While this is a good example of a large company and significant product using some agile practices, it sounds like they've barely scratched the surface of what can be done with Agile. In fact, this sounds like one of those articles where a team tries a couple of practices and fails, and blames Agile for the failure. The difference in this case is that they consider their work a success.

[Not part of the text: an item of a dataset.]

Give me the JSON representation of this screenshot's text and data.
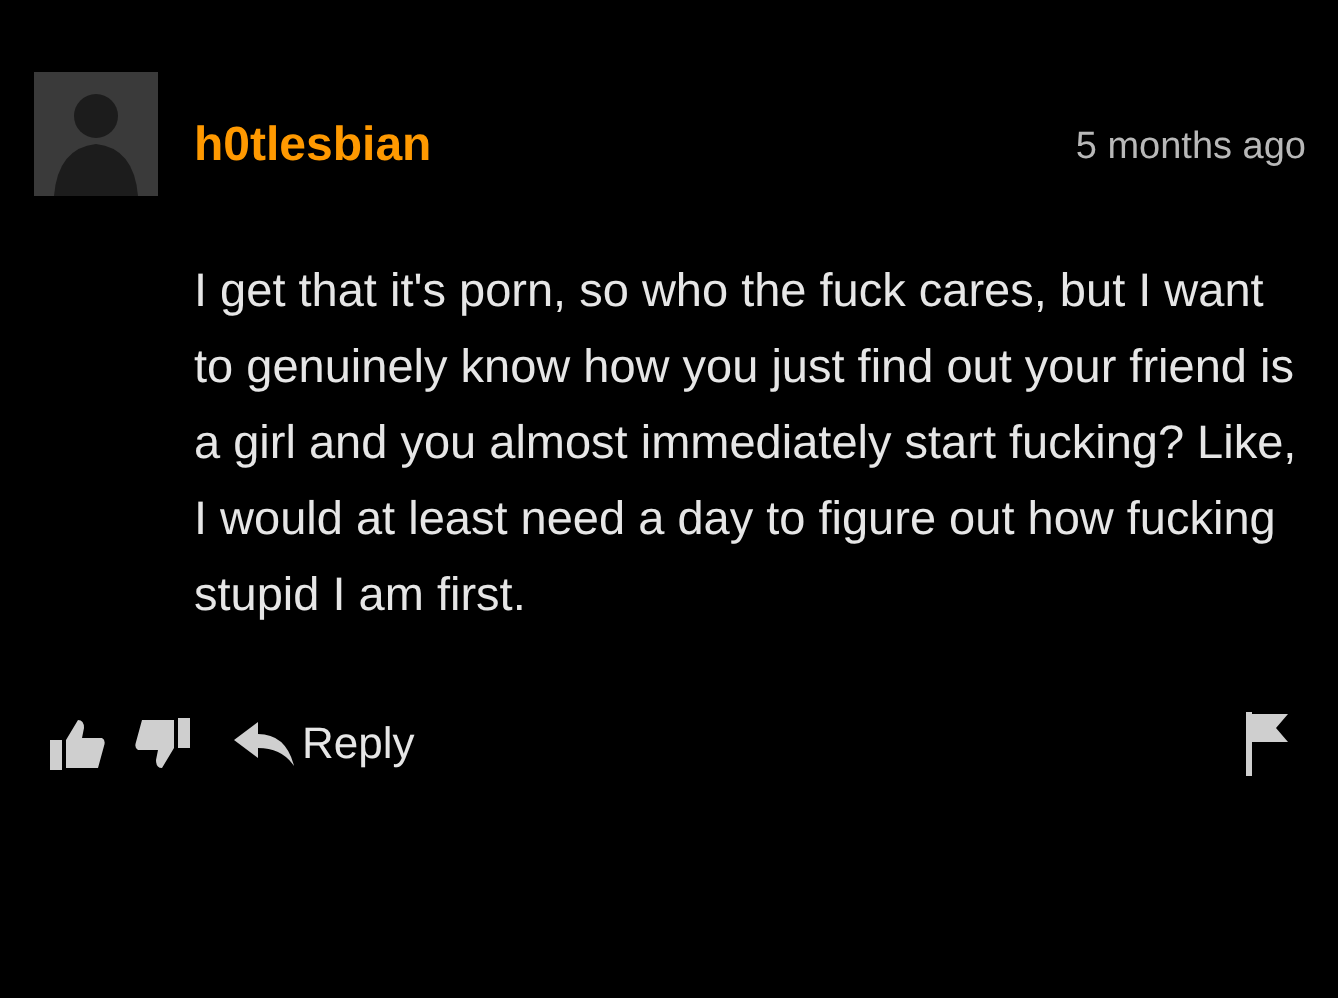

I suppose if more teams start using iterative, incremental delivery and strive to keep their defects in check then it's a good thing for software development. However, I wouldn't go so far as to say those teams are using 'Agile'.

Dave Rooney
Mayford Technologies
www.mayford.ca

Re: re: Agile Practices? by Amr Elssamadisy

Dave,

Wouldn't you say that working iteratively, addressing bugs quickly, and integrating often are all practices worthy of the 'Agile' name? Does it have to be a full process to be deemed Agile? Is Scrum 'Agile' if no technical practices are used?

Amr

Re: re: Agile Practices? by Dave Rooney

Hi Amr,

Like I said, working the way the interview described is a Good Thing. However, I'm not sure I like the notion that people will believe that's all they have to do in order to be 'agile'. It's as much about the values and principles as it is the practices. If the Adobe CS3 team succeeded with a minimal set of practices, then I suspect that the team's values and principles aligned with the generally accepted values and principles of agile development. A team whose values and principles didn't align would likely fail under the same circumstances.

Don't get me wrong - I'm not an 'agile bigot', in fact I'm quite pragmatic in my approach to using agile practices. For example, if a teams wants to go full-tilt XP, then have at it. However, if they don't believe for whatever reason they can do that, I'm just as happy introducing the practices in smaller bite-sized pieces as the team becomes comfortable with them.